焦る長丁場のデュエル
「キングス・カップ」準決勝、桜木花道VS河田雅史。
デュエル開始前、桜木はいつものように河田を挑発していた。
「おい、丸ゴリ! NBAをクビになって、今度はカードで飯食うのか? バスケもできねぇ、デュエルも雑魚の二流選手だな、ふん!」
河田は表情一つ変えず、静かにデュエルディスクを装着する。
「お前も、引退した元プロだろ。」とだけ呟いた。
その冷静な態度に、桜木は少し拍子抜けしたが、内心では「まあ、どうせオレの圧勝だ!」と高を括っていた。
しかし、デュエルが始まると、桜木の予想は大きく裏切られることになる。
予想外の「しぶとさ」。
河田のプレイングは、桜木の想像を遥かに超えていた。
彼のデッキは、一見すると派手さはないものの、どんな状況にも対応できるような、隙のない構成だった。
桜木の得意な速攻を、河田は堅実なモンスターとトラップカードでいなし、じわじわとライフポイントを削ってくる。
「ちっ、しぶといぜ、丸ゴリ!」
桜木は舌打ちをした。
普段ならあっという間に相手を圧倒する彼が、なかなか決定打を与えられない。
河田は常に冷静で、桜木の行動の裏をかくようなプレイを続けてくる。
「そのモンスターを出すと、次のターン、こちらの動きを封じられる…読みが深すぎる!」
桜木は焦り始めた。彼の強みである「天才的なひらめき」も、河田の計算し尽くされたデッキとプレイングの前では、なかなか通用しない。
バスケの試合で、何度となく河田に阻まれた記憶が蘇る。
あの時も、彼の予測不能な動きと、全てを支配するような存在感に、桜木は苦しめられた。
デュエルでも、同じ状況に陥っている。
デュエルは、あっという間に中盤に差し掛かった。
互いのライフポイントは、まだ大きくは減っていない。
大会会場では、長引くデュエルに、観客たちの興奮が高まっていた。
「こんなに接戦になるなんて…河田選手のデュエル、まるで壁のようだ!」
解説者がそう呟くほど、河田の防御は鉄壁だった。
桜木は、何度も攻め手を繰り出すが、その度に河田の巧妙な反撃に遭い、ライフポイントを少しずつ削られていく。
「くそっ、あと一歩が届かねぇ…!」
焦りが募る桜木は、ついにミスを犯してしまう。
不用意に繰り出したモンスターが、河田の罠カードによって破壊され、手札を消耗してしまったのだ。
「…無駄な動きだ、桜木。」
河田は淡々と言い放つ。
その言葉が、桜木のプライドをさらに刺激した。
「うるせぇ! オレは天才だ! こんなところで負けてたまるか!!」
桜木は、呼吸を整え、再び盤面を見つめ直す。このデュエルは、かつての山王戦のように、彼が自分の限界を超えなければならない状況に追い込まれていた。

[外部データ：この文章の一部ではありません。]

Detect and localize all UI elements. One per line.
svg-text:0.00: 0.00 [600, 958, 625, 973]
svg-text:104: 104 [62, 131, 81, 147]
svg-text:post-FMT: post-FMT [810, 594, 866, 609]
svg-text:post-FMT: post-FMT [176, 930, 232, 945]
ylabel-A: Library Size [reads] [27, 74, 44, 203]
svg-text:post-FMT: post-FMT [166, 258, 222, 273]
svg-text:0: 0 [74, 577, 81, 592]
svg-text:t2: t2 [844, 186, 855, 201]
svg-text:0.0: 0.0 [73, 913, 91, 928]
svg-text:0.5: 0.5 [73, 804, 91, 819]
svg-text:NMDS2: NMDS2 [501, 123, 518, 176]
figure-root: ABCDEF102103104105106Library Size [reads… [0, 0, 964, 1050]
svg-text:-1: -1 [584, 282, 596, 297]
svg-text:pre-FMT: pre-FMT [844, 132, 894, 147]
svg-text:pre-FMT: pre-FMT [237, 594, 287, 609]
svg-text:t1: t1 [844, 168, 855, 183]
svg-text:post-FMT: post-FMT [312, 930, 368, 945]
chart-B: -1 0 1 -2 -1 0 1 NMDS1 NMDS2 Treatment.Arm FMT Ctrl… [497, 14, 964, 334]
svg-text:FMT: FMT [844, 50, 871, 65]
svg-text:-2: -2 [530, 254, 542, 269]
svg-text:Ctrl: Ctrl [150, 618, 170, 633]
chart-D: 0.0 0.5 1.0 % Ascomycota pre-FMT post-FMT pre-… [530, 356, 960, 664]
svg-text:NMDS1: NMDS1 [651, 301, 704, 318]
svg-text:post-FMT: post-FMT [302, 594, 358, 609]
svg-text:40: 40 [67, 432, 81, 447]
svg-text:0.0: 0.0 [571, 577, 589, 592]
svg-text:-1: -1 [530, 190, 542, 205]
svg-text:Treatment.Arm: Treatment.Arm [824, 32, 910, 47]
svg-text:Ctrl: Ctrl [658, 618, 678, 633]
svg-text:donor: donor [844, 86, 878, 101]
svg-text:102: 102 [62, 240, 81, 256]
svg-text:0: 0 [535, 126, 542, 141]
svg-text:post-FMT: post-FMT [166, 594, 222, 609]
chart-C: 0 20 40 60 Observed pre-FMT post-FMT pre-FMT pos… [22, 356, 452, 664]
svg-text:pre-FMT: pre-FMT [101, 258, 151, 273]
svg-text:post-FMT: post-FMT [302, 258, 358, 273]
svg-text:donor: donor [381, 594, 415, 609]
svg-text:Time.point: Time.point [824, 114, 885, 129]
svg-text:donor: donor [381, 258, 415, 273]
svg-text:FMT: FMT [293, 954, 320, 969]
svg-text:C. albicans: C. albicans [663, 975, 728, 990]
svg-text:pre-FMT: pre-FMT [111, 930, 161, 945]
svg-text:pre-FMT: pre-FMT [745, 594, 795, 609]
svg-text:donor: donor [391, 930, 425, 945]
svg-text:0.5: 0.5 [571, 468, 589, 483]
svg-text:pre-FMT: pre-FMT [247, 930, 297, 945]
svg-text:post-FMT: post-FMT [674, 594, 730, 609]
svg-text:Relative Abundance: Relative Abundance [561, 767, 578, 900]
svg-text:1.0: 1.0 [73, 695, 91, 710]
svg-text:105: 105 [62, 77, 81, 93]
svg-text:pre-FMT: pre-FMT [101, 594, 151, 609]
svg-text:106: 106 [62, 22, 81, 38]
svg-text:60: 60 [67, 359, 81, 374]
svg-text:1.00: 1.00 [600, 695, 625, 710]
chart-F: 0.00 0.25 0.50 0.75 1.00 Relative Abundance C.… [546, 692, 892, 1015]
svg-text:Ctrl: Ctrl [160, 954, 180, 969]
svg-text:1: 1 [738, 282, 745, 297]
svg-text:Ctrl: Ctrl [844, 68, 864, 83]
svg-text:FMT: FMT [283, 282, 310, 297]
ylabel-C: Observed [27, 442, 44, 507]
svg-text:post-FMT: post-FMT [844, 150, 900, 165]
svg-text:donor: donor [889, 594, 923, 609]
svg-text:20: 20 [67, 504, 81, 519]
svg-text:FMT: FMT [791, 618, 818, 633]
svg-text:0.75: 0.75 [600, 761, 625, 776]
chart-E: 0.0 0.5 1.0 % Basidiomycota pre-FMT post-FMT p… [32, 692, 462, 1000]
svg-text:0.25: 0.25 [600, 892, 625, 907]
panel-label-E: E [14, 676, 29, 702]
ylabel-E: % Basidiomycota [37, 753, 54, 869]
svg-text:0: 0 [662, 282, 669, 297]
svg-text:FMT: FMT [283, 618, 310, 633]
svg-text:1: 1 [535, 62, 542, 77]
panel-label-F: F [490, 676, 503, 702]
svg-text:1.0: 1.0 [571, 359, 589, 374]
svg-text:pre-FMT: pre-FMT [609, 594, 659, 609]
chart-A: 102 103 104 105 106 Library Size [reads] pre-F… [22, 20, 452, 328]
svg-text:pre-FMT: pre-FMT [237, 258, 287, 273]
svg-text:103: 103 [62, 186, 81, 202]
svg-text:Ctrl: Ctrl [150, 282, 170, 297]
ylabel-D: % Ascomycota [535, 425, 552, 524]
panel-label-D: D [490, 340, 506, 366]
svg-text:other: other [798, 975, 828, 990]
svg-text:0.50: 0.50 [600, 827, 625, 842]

長丁場のデュエルは、体力だけでなく、精神力も削っていく。
しかし、桜木は諦めなかった。
彼の瞳には、かつて「リバウンド王」としてコートを支配した時と同じ、獰猛な光が宿っていた。
「丸ゴリ…てめぇがどれだけしぶとくても、オレは必ず勝ち越す! これが、天才のやり方だ!」
果たして、桜木は河田の鉄壁の守りを打ち破り、勝利を掴むことができるのか。
そして、河田は、NBAを引退し、デュエル界に身を置くことになったその真意を明かす日は来るのだろうか。
二人の宿命の対決は、まだ終わらない。